Kinematic and workspace-based dimensional optimization of a 2-DOF mechanism for a novel multipoint device

This paper presents the development of a novel haptic device that allows a user to interact with a computer using force feedback. The mechanism used in this work is expected to interact with a finger without the use of a fixture attached to the body, and by further including multiple identical mechanisms for each finger of the hand; it is possible to interact with virtual objects with gestures such as grabbing or pinching. This work investigates the theoretical workspace of a human index finger and compares it with an experimental workspace, which is obtained using a computer vision system, resulting in a modified theoretical model. Furthermore, the paper uses a two degree-of-freedom 7-bar linkage mechanism, whose dimensions are optimized according to the finger workspace. The paper obtains the mobility of the mechanism by using screw theory and analyzing the constraint screw system of the end-effector. Furthermore, the paper determines the closed-form solutions to the forward and inverse position, velocity and acceleration problems that are of interest in haptic simulations.
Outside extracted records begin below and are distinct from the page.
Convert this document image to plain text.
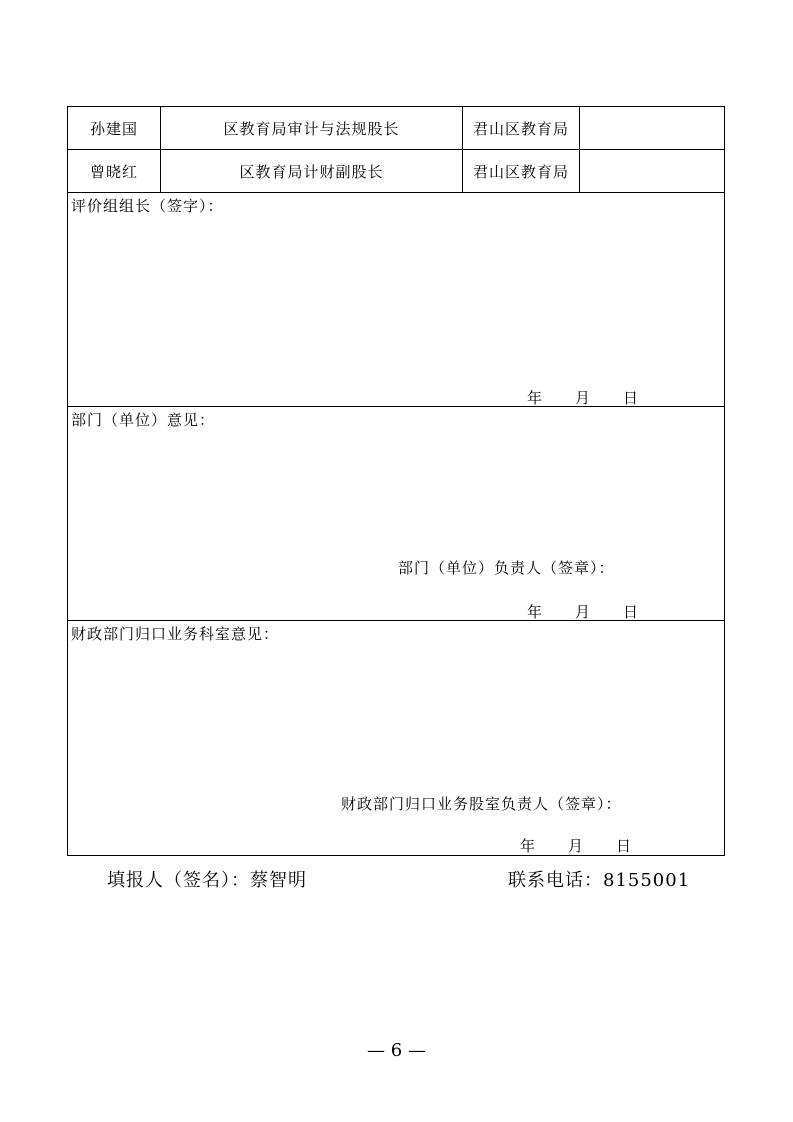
孙建国	区教育局审计与法规股长	君山区教育局
曾晓红	区教育局计财副股长	君山区教育局
评价组组长（签字）：
年 月 日
部门（单位）意见：
部门（单位）负责人（签章）：
年 月 日
财政部门归口业务科室意见：
财政部门归口业务股室负责人（签章）：
年 月 日
填报人（签名）：蔡智明	联系电话：8155001
— 6 —
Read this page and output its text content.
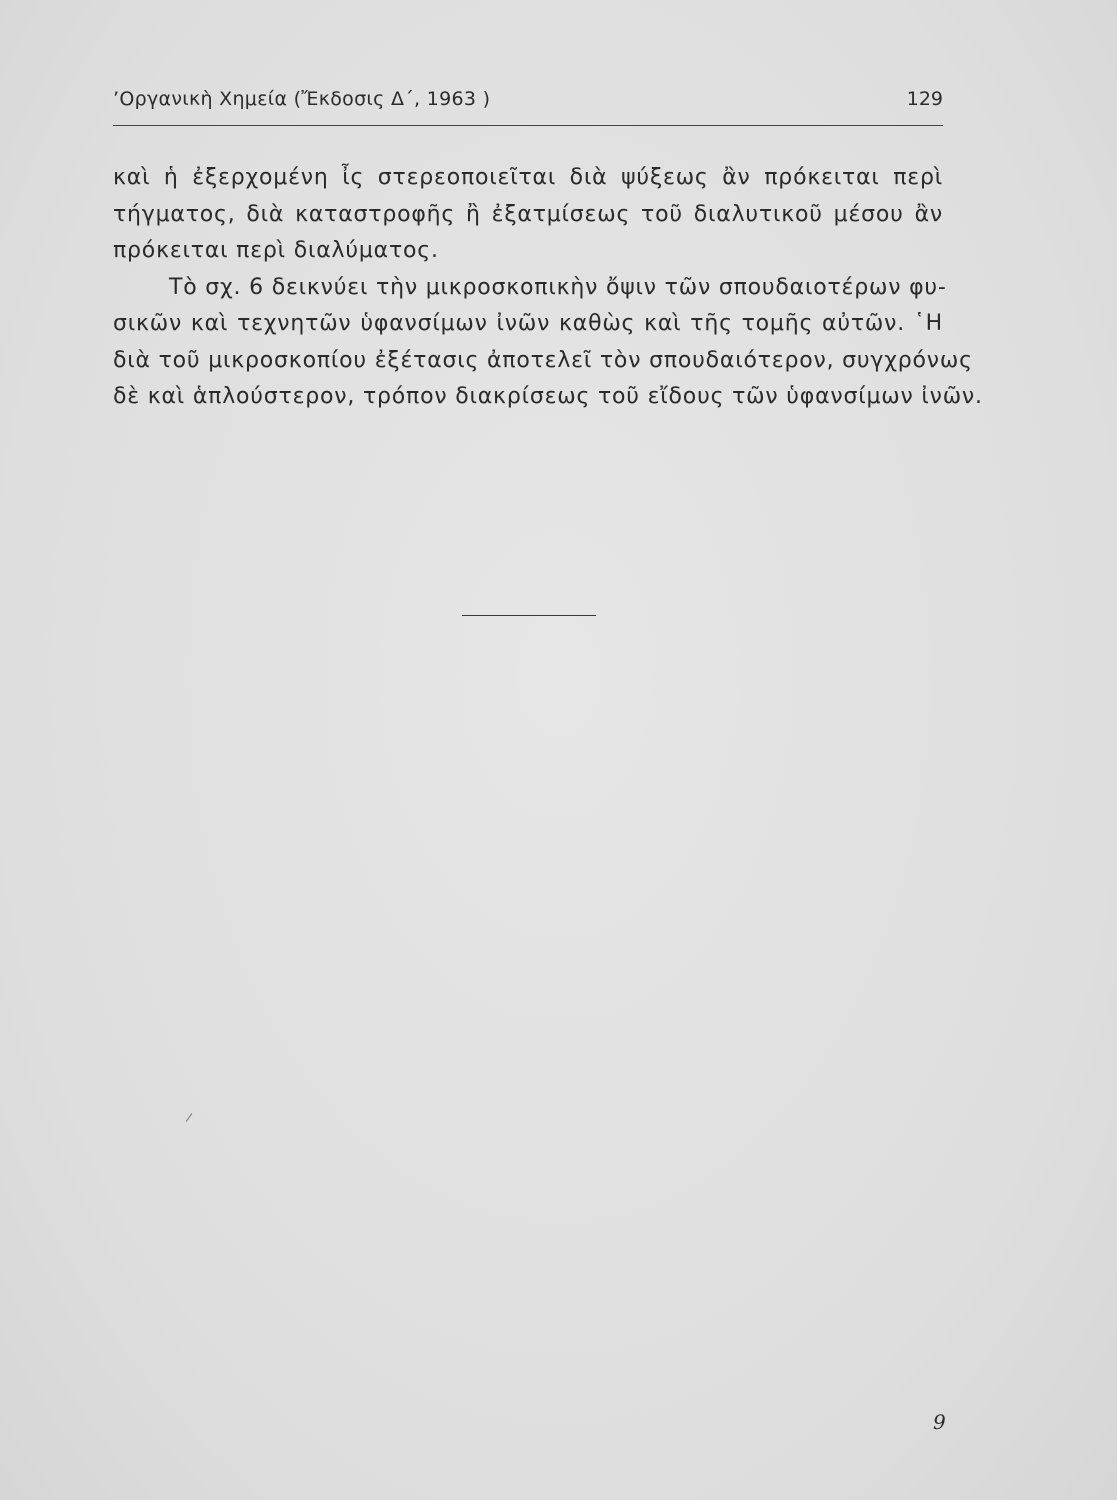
’Οργανικὴ Χημεία (Ἔκδοσις Δ΄, 1963 )	129
καὶ ἡ ἐξερχομένη ἶς στερεοποιεῖται διὰ ψύξεως ἂν πρόκειται περὶ
τήγματος, διὰ καταστροφῆς ἢ ἐξατμίσεως τοῦ διαλυτικοῦ μέσου ἂν
πρόκειται περὶ διαλύματος.
Τὸ σχ. 6 δεικνύει τὴν μικροσκοπικὴν ὄψιν τῶν σπουδαιοτέρων φυ-
σικῶν καὶ τεχνητῶν ὑφανσίμων ἰνῶν καθὼς καὶ τῆς τομῆς αὐτῶν. ῾Η
διὰ τοῦ μικροσκοπίου ἐξέτασις ἀποτελεῖ τὸν σπουδαιότερον, συγχρόνως
δὲ καὶ ἁπλούστερον, τρόπον διακρίσεως τοῦ εἴδους τῶν ὑφανσίμων ἰνῶν.
9
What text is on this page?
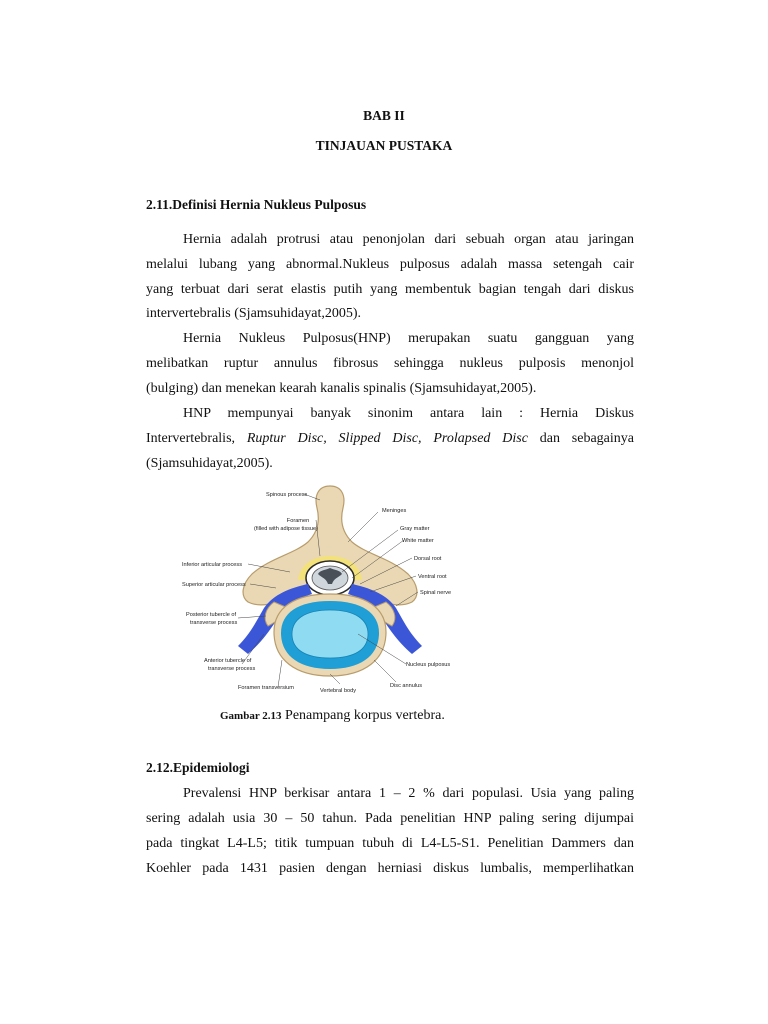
BAB II
TINJAUAN PUSTAKA
2.11.Definisi Hernia Nukleus Pulposus
Hernia adalah protrusi atau penonjolan dari sebuah organ atau jaringan
melalui lubang yang abnormal.Nukleus pulposus adalah massa setengah cair
yang terbuat dari serat elastis putih yang membentuk bagian tengah dari diskus
intervertebralis (Sjamsuhidayat,2005).
Hernia Nukleus Pulposus(HNP) merupakan suatu gangguan yang
melibatkan ruptur annulus fibrosus sehingga nukleus pulposis menonjol
(bulging) dan menekan kearah kanalis spinalis (Sjamsuhidayat,2005).
HNP mempunyai banyak sinonim antara lain : Hernia Diskus
Intervertebralis, Ruptur Disc, Slipped Disc, Prolapsed Disc dan sebagainya
(Sjamsuhidayat,2005).
Spinous process
Meninges
Foramen
(filled with adipose tissue)	Gray matter
White matter
Dorsal root
Inferior articular process
Ventral root
Superior articular process
Spinal nerve
Posterior tubercle of
transverse process
Anterior tubercle of
transverse process
Nucleus pulposus
Foramen transversium	Disc annulus
Vertebral body
Gambar 2.13 Penampang korpus vertebra.
2.12.Epidemiologi
Prevalensi HNP berkisar antara 1 – 2 % dari populasi. Usia yang paling
sering adalah usia 30 – 50 tahun. Pada penelitian HNP paling sering dijumpai
pada tingkat L4-L5; titik tumpuan tubuh di L4-L5-S1. Penelitian Dammers dan
Koehler pada 1431 pasien dengan herniasi diskus lumbalis, memperlihatkan
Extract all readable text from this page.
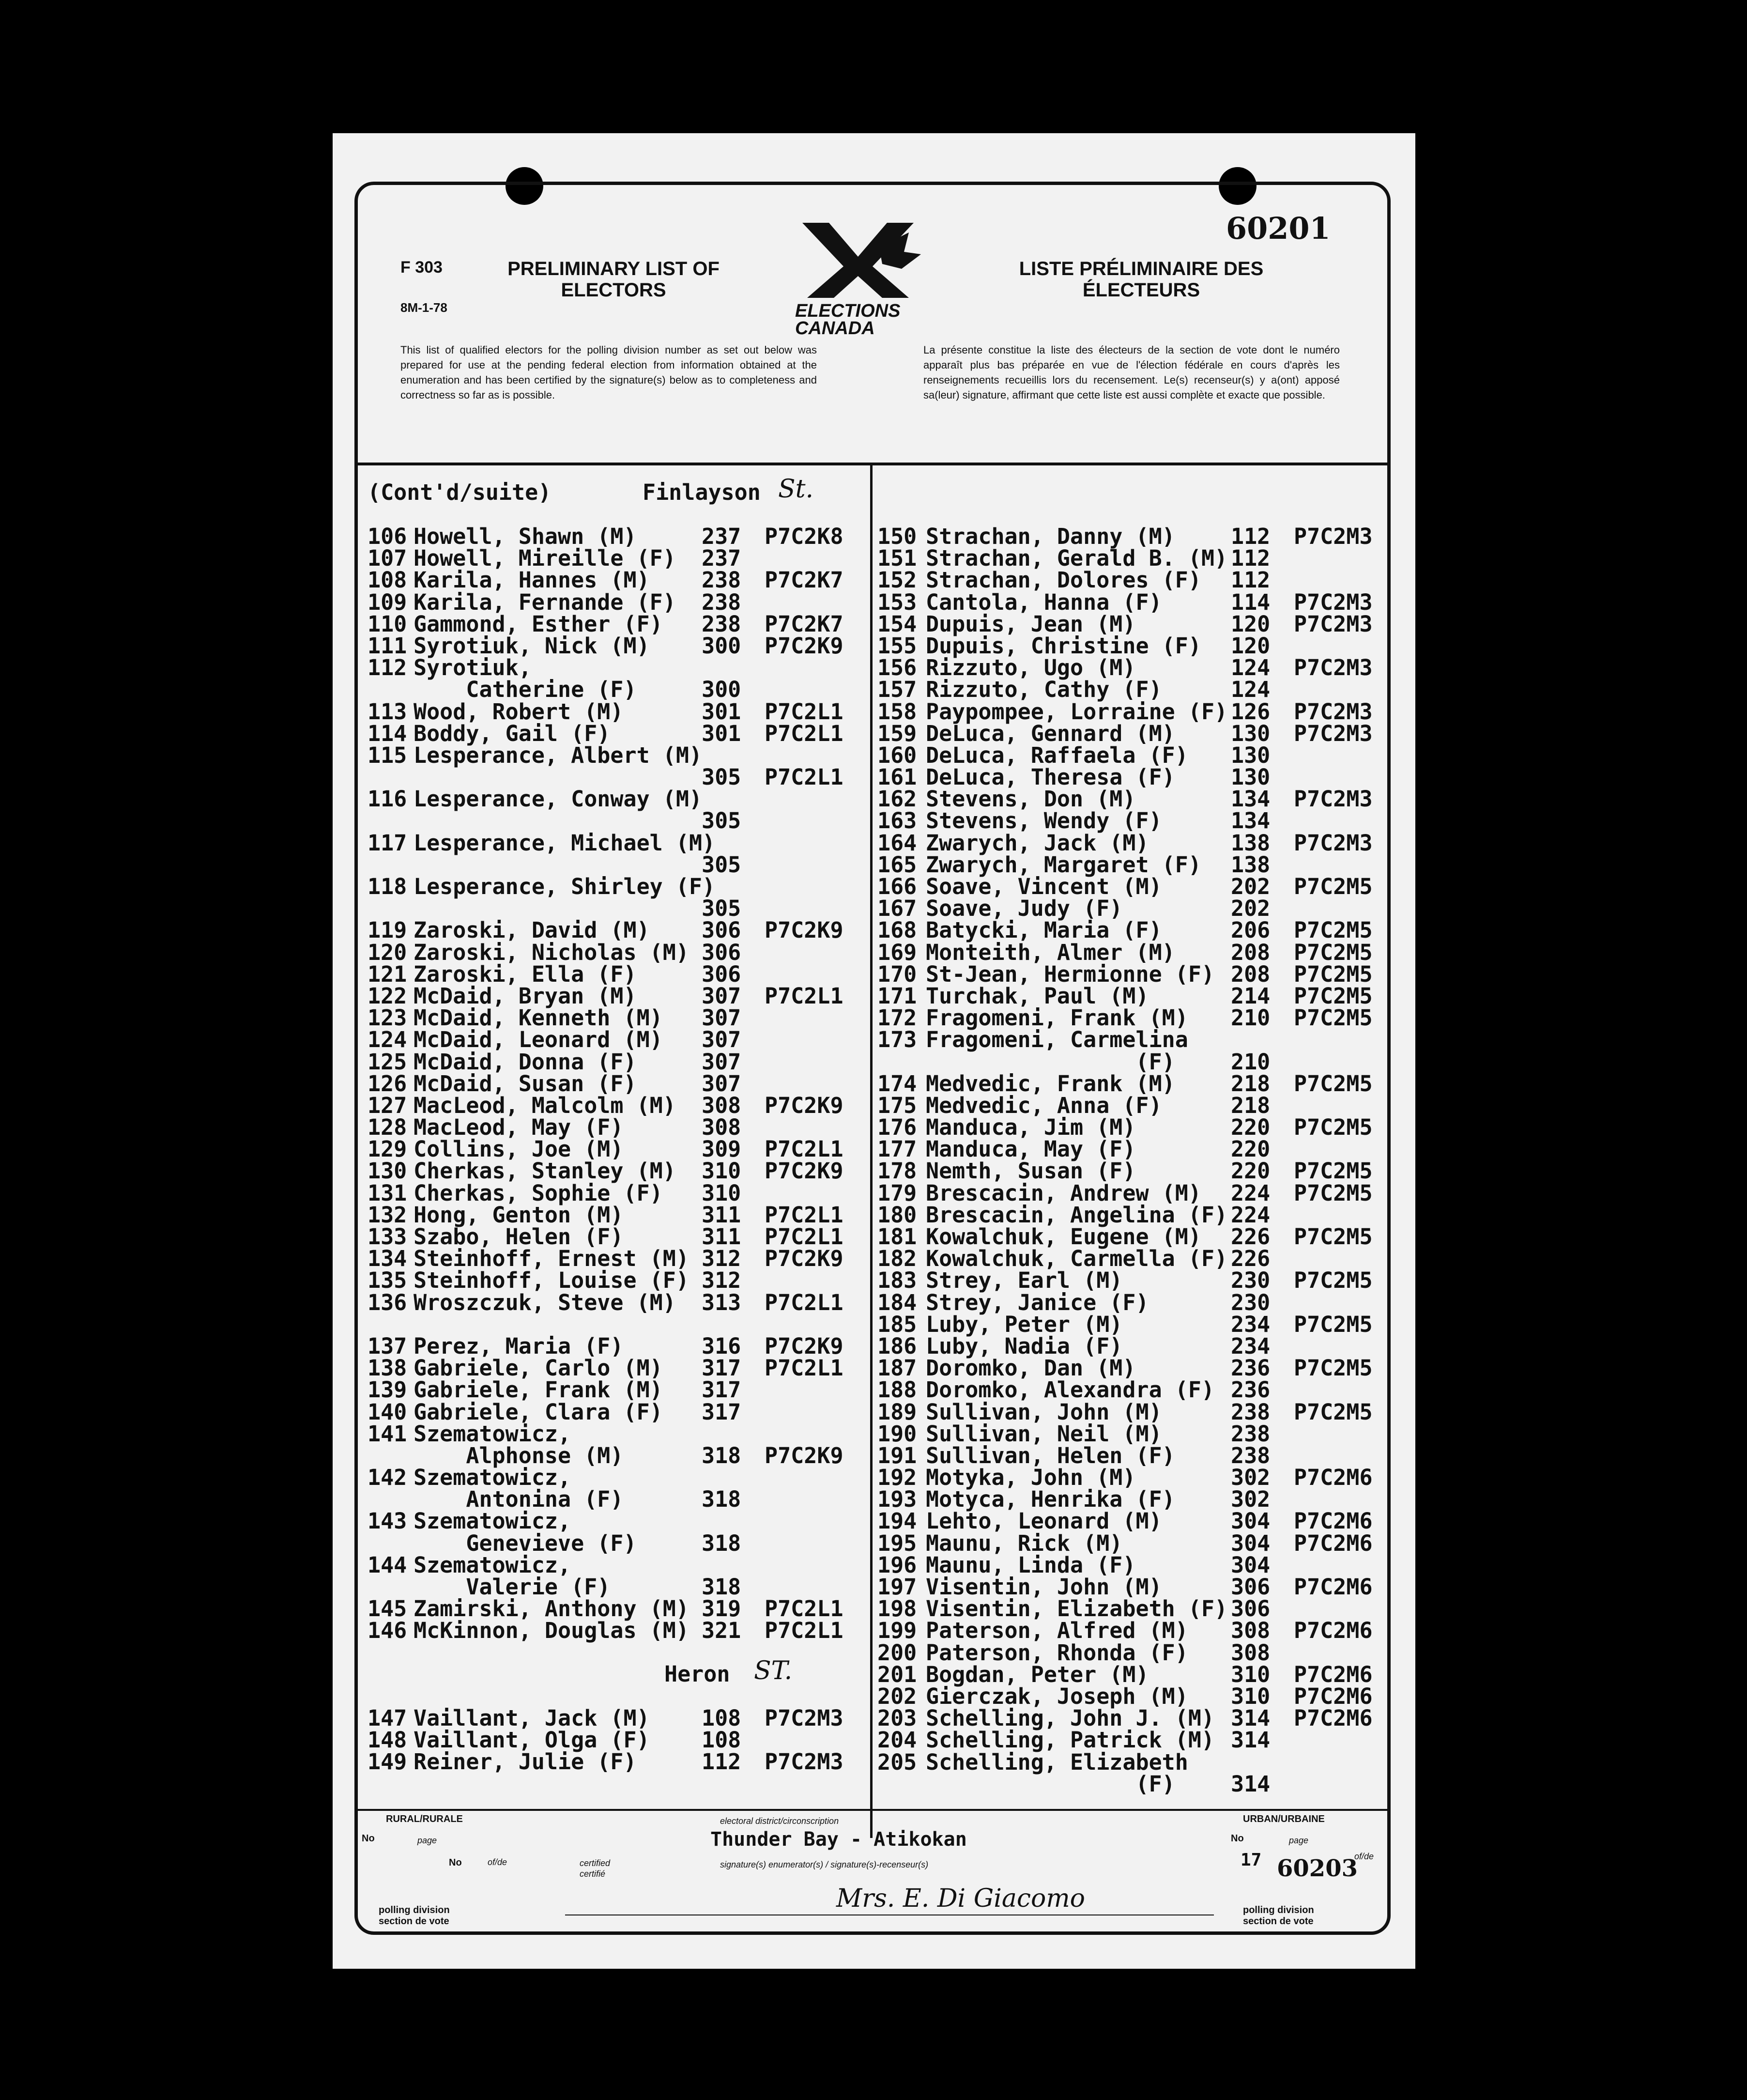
60201
F 303
8M-1-78
PRELIMINARY LIST OF
ELECTORS
LISTE PRÉLIMINAIRE DES
ÉLECTEURS
ELECTIONS
CANADA
This list of qualified electors for the polling division number as set out below was prepared for use at the pending federal election from information obtained at the enumeration and has been certified by the signature(s) below as to completeness and correctness so far as is possible.
La présente constitue la liste des électeurs de la section de vote dont le numéro apparaît plus bas préparée en vue de l'élection fédérale en cours d'après les renseignements recueillis lors du recensement. Le(s) recenseur(s) y a(ont) apposé sa(leur) signature, affirmant que cette liste est aussi complète et exacte que possible.
(Cont'd/suite)	Finlayson St.
106 Howell, Shawn (M)	237 P7C2K8
107 Howell, Mireille (F) 237
108 Karila, Hannes (M) 238 P7C2K7
109 Karila, Fernande (F) 238
110 Gammond, Esther (F) 238 P7C2K7
111 Syrotiuk, Nick (M) 300 P7C2K9
112 Syrotiuk,
Catherine (F)	300
113 Wood, Robert (M)	301 P7C2L1
114 Boddy, Gail (F)	301 P7C2L1
115 Lesperance, Albert (M)
305 P7C2L1
116 Lesperance, Conway (M)
305
117 Lesperance, Michael (M)
305
118 Lesperance, Shirley (F)
305
119 Zaroski, David (M) 306 P7C2K9
120 Zaroski, Nicholas (M) 306
121 Zaroski, Ella (F)	306
122 McDaid, Bryan (M)	307 P7C2L1
123 McDaid, Kenneth (M) 307
124 McDaid, Leonard (M) 307
125 McDaid, Donna (F)	307
126 McDaid, Susan (F)	307
127 MacLeod, Malcolm (M) 308 P7C2K9
128 MacLeod, May (F)	308
129 Collins, Joe (M)	309 P7C2L1
130 Cherkas, Stanley (M) 310 P7C2K9
131 Cherkas, Sophie (F) 310
132 Hong, Genton (M)	311 P7C2L1
133 Szabo, Helen (F)	311 P7C2L1
134 Steinhoff, Ernest (M) 312 P7C2K9
135 Steinhoff, Louise (F) 312
136 Wroszczuk, Steve (M) 313 P7C2L1
137 Perez, Maria (F)	316 P7C2K9
138 Gabriele, Carlo (M) 317 P7C2L1
139 Gabriele, Frank (M) 317
140 Gabriele, Clara (F) 317
141 Szematowicz,
Alphonse (M)	318 P7C2K9
142 Szematowicz,
Antonina (F)	318
143 Szematowicz,
Genevieve (F)	318
144 Szematowicz,
Valerie (F)	318
145 Zamirski, Anthony (M) 319 P7C2L1
146 McKinnon, Douglas (M) 321 P7C2L1
Heron ST.
147 Vaillant, Jack (M) 108 P7C2M3
148 Vaillant, Olga (F) 108
149 Reiner, Julie (F)	112 P7C2M3
150 Strachan, Danny (M)	112 P7C2M3
151 Strachan, Gerald B. (M) 112
152 Strachan, Dolores (F) 112
153 Cantola, Hanna (F)	114 P7C2M3
154 Dupuis, Jean (M)	120 P7C2M3
155 Dupuis, Christine (F) 120
156 Rizzuto, Ugo (M)	124 P7C2M3
157 Rizzuto, Cathy (F)	124
158 Paypompee, Lorraine (F) 126 P7C2M3
159 DeLuca, Gennard (M)	130 P7C2M3
160 DeLuca, Raffaela (F) 130
161 DeLuca, Theresa (F)	130
162 Stevens, Don (M)	134 P7C2M3
163 Stevens, Wendy (F)	134
164 Zwarych, Jack (M)	138 P7C2M3
165 Zwarych, Margaret (F) 138
166 Soave, Vincent (M)	202 P7C2M5
167 Soave, Judy (F)	202
168 Batycki, Maria (F)	206 P7C2M5
169 Monteith, Almer (M)	208 P7C2M5
170 St-Jean, Hermionne (F) 208 P7C2M5
171 Turchak, Paul (M)	214 P7C2M5
172 Fragomeni, Frank (M) 210 P7C2M5
173 Fragomeni, Carmelina
(F)	210
174 Medvedic, Frank (M)	218 P7C2M5
175 Medvedic, Anna (F)	218
176 Manduca, Jim (M)	220 P7C2M5
177 Manduca, May (F)	220
178 Nemth, Susan (F)	220 P7C2M5
179 Brescacin, Andrew (M) 224 P7C2M5
180 Brescacin, Angelina (F) 224
181 Kowalchuk, Eugene (M) 226 P7C2M5
182 Kowalchuk, Carmella (F) 226
183 Strey, Earl (M)	230 P7C2M5
184 Strey, Janice (F)	230
185 Luby, Peter (M)	234 P7C2M5
186 Luby, Nadia (F)	234
187 Doromko, Dan (M)	236 P7C2M5
188 Doromko, Alexandra (F) 236
189 Sullivan, John (M)	238 P7C2M5
190 Sullivan, Neil (M)	238
191 Sullivan, Helen (F)	238
192 Motyka, John (M)	302 P7C2M6
193 Motyca, Henrika (F)	302
194 Lehto, Leonard (M)	304 P7C2M6
195 Maunu, Rick (M)	304 P7C2M6
196 Maunu, Linda (F)	304
197 Visentin, John (M)	306 P7C2M6
198 Visentin, Elizabeth (F) 306
199 Paterson, Alfred (M) 308 P7C2M6
200 Paterson, Rhonda (F) 308
201 Bogdan, Peter (M)	310 P7C2M6
202 Gierczak, Joseph (M) 310 P7C2M6
203 Schelling, John J. (M) 314 P7C2M6
204 Schelling, Patrick (M) 314
205 Schelling, Elizabeth
(F)	314
RURAL/RURALE	URBAN/URBAINE
electoral district/circonscription
No	page	No	page
Thunder Bay - Atikokan
No	of/de	certified
certifié
signature(s) enumerator(s) / signature(s)-recenseur(s)	17 60203
of/de
Mrs. E. Di Giacomo
polling division
section de vote
polling division
section de vote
In addition to this, the singular configurations are obtained by analyzing the Jacobian matrix and screw theory is further used to gain insight into the constraints applied to the end effector in these configurations. Theoretical workspaces are compared with experimental results, where a new finger workspace is proposed in order to account the difference between literature models and experiments. A prototype is built and tested as a proof of concept of the novel device, where the apparatus is comprised by a set of five 2-DOF mechanism; each mechanism sustains the proposed workspace but the dimensions of their components vary in order to fit all the end effectors within the fingers reach. The workspace of the constructed mechanism is compared with their theoretical models for assessing their effectiveness, and the feasibility of the use of accelerometers as position sensing instruments. The paper determines a closed-form solution to the applied force and performs an experiment to determine the force feedback that is experienced by the user. The torque produced by the motors of each mechanism is measured and the results extrapolated to cover the maximum current that can be applied to the motors.